Il faut sauver le soldat kurde

Dans son éditorial du journal Le Point du 8 septembre, Franz-Olivier Giesbert affirme : "Ne laissons pas Erdogan génocider les Kurdes". Je suis pleinement d'accord avec cette prise de position ; Erdogan est un dictateur aussi cynique et machiavélique que les autres.

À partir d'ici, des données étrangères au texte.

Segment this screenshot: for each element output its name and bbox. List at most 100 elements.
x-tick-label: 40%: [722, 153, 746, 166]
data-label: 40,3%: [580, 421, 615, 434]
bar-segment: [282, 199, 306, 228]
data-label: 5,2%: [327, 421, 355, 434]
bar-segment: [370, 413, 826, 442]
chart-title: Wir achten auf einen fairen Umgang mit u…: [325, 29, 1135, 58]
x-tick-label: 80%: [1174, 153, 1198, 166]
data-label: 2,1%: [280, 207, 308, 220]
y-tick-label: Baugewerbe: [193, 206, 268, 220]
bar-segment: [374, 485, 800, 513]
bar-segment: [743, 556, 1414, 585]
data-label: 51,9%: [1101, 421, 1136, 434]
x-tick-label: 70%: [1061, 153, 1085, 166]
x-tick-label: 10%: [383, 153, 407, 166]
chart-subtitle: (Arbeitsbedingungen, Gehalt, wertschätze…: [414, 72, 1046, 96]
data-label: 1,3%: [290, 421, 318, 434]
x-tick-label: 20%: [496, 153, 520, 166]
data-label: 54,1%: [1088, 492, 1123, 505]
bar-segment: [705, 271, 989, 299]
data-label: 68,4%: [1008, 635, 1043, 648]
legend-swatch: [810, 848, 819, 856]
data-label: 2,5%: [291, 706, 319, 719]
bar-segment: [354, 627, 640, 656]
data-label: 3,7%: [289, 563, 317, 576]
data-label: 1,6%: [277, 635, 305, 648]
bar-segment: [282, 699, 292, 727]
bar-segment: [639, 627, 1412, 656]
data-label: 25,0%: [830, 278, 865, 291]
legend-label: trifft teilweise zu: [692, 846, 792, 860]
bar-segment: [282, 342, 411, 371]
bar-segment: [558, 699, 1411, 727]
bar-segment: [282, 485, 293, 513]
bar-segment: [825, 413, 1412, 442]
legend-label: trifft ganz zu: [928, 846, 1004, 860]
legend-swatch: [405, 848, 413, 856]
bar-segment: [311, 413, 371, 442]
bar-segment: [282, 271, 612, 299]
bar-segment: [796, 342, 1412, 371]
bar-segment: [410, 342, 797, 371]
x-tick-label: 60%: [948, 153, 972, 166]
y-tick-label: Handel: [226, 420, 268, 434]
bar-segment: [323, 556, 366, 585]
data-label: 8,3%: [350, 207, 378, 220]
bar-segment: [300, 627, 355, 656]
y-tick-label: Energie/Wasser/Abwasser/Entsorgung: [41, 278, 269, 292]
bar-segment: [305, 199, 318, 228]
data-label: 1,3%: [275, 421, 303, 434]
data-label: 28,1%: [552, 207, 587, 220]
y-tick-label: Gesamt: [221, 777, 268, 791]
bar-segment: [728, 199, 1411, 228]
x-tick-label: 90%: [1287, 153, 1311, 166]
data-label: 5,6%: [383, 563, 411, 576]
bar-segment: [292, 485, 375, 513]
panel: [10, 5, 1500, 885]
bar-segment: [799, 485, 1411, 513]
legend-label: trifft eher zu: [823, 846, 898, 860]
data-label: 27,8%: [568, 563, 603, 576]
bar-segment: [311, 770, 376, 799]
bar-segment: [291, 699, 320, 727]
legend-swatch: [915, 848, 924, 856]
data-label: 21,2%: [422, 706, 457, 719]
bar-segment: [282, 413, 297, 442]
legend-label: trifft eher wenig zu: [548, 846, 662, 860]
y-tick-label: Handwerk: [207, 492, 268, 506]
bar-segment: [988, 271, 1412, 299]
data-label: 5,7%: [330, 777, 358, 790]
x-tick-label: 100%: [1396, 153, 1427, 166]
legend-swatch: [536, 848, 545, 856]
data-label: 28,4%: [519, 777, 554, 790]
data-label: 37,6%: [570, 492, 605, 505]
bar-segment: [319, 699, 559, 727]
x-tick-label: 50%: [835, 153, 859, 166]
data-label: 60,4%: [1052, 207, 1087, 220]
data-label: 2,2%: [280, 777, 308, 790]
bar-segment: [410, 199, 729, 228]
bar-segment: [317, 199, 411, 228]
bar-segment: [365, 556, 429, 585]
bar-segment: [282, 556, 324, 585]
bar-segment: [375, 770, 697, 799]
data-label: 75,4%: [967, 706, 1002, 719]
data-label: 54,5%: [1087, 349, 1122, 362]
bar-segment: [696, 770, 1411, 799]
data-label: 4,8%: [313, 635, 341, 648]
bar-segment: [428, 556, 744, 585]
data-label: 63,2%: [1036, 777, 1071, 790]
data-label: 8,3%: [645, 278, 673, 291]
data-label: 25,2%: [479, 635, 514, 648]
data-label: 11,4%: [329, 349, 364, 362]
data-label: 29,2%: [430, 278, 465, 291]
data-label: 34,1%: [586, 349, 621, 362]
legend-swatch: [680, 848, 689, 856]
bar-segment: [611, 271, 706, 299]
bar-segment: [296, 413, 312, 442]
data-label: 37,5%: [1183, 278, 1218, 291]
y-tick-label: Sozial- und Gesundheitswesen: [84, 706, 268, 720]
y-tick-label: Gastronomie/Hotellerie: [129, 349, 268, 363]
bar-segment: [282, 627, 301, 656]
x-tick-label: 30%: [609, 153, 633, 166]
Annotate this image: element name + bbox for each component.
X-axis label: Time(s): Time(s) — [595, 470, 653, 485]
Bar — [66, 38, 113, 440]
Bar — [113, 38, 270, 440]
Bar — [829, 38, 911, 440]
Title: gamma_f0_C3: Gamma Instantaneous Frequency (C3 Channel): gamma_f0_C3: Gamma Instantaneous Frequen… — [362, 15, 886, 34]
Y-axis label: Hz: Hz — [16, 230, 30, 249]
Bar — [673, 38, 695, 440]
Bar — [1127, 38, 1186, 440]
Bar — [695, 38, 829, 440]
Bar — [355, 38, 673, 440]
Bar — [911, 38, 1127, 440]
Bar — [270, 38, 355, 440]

La jonction des Kurdes et des "rebelles" hostiles à Bachar-al-Assad leur aurait donné une clef du conflit. C'est cela que Erdogan voulait éviter. Son irruption brutale était donc nécessaire. Est-ce que cette mainmise sur une partie du territoire syrien va servir à attaquer Daech ou, au contraire, est-ce que cela va permettre à la Turquie la poursuite de ses trafics juteux en lui assurant le contact avec Daech ?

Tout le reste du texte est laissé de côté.